The COVID-19 pandemic has worsened the gap between children belonging to rich and poor backgrounds when it comes to access to education, leading to a situation where Delhi government schools are back to dealing with the basic issue of ensuring children get enrolled, Aam Aadmi Party (AAP) MLA Atishi said at the Harvard India Conference 2021.

Atishi, who is known to have played an important role in the revamp of Delhi government schools, said at the prestigious conference held on Monday that in India, the quality of education worsens as one goes down the economic spectrum, and this gap has deepened even more during the pandemic.

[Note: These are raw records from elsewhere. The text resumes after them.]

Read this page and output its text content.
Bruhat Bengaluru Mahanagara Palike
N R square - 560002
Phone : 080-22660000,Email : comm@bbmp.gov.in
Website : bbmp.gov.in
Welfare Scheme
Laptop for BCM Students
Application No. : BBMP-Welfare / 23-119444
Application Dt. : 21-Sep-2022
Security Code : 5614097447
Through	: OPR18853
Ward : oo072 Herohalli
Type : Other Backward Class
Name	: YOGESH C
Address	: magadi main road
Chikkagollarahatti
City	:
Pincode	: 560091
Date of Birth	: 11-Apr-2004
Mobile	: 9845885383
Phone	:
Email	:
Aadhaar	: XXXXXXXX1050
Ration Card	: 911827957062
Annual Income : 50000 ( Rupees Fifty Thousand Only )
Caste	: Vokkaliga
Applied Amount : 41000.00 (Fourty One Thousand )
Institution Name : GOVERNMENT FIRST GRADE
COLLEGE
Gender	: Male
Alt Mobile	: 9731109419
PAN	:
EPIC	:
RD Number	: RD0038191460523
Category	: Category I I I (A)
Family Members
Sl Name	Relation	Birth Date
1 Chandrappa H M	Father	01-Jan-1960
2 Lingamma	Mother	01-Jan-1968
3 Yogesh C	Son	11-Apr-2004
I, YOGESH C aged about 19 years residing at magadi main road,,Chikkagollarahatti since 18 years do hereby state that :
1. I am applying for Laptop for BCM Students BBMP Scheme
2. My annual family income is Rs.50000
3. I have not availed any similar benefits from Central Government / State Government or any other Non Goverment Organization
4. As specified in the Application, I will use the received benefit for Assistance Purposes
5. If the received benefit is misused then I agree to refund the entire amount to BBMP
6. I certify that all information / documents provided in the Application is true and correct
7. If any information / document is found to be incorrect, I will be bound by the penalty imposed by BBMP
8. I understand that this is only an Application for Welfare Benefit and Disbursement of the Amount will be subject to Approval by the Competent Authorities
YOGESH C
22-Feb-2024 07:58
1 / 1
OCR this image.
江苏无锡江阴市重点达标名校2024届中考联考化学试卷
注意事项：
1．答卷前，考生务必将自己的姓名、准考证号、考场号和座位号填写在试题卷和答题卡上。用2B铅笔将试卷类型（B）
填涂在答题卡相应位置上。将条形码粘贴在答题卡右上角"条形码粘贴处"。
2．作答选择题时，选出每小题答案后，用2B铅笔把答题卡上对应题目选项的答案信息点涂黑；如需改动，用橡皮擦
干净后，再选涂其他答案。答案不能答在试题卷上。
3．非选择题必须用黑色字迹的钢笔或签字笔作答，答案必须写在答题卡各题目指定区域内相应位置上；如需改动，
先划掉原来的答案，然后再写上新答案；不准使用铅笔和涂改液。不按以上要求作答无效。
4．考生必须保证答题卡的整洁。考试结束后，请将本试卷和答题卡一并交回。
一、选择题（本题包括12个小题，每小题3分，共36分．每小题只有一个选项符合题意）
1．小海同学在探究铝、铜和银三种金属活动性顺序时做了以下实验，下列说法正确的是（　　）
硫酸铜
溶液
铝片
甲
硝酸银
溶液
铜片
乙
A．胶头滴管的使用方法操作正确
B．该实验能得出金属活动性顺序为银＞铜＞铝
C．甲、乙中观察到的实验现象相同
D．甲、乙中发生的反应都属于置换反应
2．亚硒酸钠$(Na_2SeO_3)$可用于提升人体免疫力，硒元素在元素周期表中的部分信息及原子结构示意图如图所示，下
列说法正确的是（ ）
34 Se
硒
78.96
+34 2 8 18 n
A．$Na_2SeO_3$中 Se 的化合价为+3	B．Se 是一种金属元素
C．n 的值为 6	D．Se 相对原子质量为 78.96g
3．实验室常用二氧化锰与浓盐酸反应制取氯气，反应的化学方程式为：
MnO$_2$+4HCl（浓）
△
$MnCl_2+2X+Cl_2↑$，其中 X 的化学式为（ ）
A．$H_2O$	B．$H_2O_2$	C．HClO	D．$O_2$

She shared that pre-Covid, the Delhi government schools had crossed the access barrier and were focusing more on bridging the learning gaps. However, with COVID-19, government schools are back to dealing with the issue of enrollment of students, she said.

“What we have effectively had in one year is a very large segment of children who have just not had access to any formal education. I think this gap that has been created is a very serious one,” said Atishi, who was speaking on the topic 'Tackling unequal access to education worsened by COVID-19'.

She added that while education in elite private schools has been virtually uninterrupted, in government schools, the situation was a lot different since students did not have laptops or mobile phones or WiFi at home and these children ended up missing an entire year.

Atishi emphasised on the role of the family and community in shaping a child's future. “The real outcome of COVID times for me is not as much the question of continuing online education, but the growing role of parents, the family and the community. It is something we can really build upon,” she said.

She said that in the past year, Delhi government schools have regularly reached out to parents to keep them in the loop and enquire about challenges faced at home. These scheduled calls made by the school management committee, she said, further build on the relationship between the school and the home. “In the past five to six years, the Delhi government school model has been appreciated for its attention to parent-teacher interaction through regular meetings, and the pandemic has further strengthened the idea of involving parents in the teaching and learning process,” she said.

Atishi said that while the government will be in a position to open schools in July-August 2021, the biggest challenge would then be to deal with the learning loss.